Une mise au point préalable est d’abord nécessaire concernant le titre de l’intervention que l’on m’a demandé de prendre en charge.
Sur l’ensemble de la journée organisée par le MIR, toutes les précautions ont été prises pour éviter que des personnes qui ne seraient pas concernées directement par l’objet qu’elles traitent dans le cadre de leur intervention ne parlent à la place des premiers concernés, et c’est tout à l’honneur des organisateurs.
Je vais donc m’efforcer de respecter aussi ce principe fondamental, qui semble avoir été oublié me concernant, en changeant quelque peu l’angle d’approche de l’intervention dont j’ai la charge.
Mon point de vue sera celui d’une femme issue de l’immigration maghrébine sur le sexisme et les violences sexistes que les femmes issues de l’immigration post-coloniale subissent.
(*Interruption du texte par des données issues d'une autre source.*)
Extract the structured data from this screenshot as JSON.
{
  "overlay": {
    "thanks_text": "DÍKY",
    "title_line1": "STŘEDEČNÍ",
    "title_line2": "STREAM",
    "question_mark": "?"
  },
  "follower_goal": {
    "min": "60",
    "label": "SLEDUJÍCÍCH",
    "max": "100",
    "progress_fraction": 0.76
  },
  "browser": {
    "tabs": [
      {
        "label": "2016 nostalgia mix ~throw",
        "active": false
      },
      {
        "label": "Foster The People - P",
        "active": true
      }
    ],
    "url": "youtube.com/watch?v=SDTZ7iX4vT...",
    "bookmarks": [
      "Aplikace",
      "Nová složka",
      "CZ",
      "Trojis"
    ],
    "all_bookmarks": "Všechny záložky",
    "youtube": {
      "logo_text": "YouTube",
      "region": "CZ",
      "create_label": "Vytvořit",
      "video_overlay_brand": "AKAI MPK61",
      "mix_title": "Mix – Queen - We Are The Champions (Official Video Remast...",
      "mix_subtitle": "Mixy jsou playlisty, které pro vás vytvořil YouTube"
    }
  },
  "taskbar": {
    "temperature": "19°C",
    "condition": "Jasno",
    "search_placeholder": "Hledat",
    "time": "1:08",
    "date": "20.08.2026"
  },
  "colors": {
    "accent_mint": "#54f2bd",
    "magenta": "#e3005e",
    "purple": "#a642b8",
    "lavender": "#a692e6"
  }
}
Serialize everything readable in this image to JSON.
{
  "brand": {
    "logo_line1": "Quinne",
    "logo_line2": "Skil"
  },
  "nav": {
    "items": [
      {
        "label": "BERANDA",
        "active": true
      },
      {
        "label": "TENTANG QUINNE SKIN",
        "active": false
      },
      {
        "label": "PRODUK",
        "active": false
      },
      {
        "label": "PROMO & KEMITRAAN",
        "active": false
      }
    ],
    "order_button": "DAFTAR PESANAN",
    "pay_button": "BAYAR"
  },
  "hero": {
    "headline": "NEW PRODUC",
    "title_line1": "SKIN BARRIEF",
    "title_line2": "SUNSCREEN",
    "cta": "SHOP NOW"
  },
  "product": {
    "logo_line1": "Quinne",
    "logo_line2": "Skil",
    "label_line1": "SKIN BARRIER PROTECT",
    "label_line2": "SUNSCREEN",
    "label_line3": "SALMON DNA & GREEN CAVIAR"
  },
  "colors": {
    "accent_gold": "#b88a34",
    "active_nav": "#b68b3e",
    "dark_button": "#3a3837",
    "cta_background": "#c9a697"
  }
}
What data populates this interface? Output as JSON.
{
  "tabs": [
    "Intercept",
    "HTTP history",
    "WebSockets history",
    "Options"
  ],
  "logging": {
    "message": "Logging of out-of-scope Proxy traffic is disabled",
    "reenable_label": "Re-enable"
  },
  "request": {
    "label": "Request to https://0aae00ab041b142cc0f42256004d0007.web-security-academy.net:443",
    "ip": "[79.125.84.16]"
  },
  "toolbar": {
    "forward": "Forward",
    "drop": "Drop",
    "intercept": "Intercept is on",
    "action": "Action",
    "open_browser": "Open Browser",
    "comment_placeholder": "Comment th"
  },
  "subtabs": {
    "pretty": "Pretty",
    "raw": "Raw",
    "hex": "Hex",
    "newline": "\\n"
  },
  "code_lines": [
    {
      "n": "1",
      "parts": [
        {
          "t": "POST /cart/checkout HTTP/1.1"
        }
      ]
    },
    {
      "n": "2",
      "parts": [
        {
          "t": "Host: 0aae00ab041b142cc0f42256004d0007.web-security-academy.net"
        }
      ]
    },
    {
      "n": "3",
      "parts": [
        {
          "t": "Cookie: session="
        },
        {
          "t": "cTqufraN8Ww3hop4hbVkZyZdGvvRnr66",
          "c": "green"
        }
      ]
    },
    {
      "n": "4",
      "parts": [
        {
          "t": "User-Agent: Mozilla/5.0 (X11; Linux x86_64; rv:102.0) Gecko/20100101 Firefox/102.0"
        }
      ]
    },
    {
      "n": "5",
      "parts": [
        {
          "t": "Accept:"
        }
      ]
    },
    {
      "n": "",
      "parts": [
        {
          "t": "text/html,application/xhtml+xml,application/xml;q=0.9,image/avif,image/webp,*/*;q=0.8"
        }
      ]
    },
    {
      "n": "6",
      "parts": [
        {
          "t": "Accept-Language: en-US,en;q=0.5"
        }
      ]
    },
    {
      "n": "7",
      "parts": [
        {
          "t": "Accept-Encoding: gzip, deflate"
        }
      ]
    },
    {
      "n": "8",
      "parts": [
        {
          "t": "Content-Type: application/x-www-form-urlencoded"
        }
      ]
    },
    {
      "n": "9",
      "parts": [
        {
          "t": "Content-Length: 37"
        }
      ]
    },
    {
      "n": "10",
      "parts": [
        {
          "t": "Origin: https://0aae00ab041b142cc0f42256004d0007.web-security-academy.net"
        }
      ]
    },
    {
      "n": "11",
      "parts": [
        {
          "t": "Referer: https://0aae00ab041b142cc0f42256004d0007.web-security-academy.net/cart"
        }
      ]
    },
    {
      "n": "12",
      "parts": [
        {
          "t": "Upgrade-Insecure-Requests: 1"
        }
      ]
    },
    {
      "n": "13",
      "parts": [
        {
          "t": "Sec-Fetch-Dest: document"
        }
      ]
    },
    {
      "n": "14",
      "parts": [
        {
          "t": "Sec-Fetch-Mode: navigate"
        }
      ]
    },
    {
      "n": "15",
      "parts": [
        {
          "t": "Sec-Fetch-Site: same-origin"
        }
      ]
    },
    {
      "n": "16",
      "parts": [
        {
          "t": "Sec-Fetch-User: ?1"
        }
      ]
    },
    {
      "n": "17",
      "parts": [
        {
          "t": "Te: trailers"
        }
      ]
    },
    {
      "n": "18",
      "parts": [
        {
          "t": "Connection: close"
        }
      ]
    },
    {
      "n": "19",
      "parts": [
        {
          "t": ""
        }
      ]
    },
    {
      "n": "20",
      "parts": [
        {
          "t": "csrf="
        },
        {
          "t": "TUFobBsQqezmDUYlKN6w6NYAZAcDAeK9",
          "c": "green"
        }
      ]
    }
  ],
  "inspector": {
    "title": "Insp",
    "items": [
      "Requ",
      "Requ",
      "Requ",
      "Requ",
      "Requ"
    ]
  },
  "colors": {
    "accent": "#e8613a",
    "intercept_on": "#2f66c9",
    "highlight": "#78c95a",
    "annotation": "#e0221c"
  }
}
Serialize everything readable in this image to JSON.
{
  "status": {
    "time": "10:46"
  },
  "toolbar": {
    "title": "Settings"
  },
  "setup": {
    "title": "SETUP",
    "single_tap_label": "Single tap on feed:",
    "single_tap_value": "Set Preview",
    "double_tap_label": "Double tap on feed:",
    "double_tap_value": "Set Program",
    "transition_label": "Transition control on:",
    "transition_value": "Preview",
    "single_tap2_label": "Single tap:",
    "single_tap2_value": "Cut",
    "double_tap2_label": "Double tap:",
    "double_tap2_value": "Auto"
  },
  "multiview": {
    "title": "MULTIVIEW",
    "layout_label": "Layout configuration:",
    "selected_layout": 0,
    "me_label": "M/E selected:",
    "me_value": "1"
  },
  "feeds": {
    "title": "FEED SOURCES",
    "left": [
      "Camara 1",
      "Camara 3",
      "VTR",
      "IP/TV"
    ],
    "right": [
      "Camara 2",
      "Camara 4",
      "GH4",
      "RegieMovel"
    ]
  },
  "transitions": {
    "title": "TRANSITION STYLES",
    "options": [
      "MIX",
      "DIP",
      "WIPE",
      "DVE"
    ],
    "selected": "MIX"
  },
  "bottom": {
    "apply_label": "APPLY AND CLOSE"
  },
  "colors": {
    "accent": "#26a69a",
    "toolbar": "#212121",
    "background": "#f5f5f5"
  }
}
Ce recentrage est important car si en tant que femme arabe, je dois donner un avis critique sur l’association « Ni putes, Ni soumises », je ne veux pas qu’il y ait de malentendu comme pourrait le suggérer le titre : je ne critiquerais pas NPNS, sur des enjeux de lutte contre le sexisme, dans le but de défendre le garçon arabe, ou pour dénoncer la stigmatisation du garçon arabe, au nom d’une quelconque solidarité, voire pire, d’une quelconque loyauté (avec en plus un aspect maternant puisqu’il ne s’agit pas de l’homme arabe, mais du « petit garçon arabe »).
Parler de solidarité ou de loyauté entre les hommes et les femmes (quand bien même ils seraient issus de l’immigration post-coloniale), lorsqu’il s’agit de sexisme et de violences sexistes est pour moi un non-sens absolu.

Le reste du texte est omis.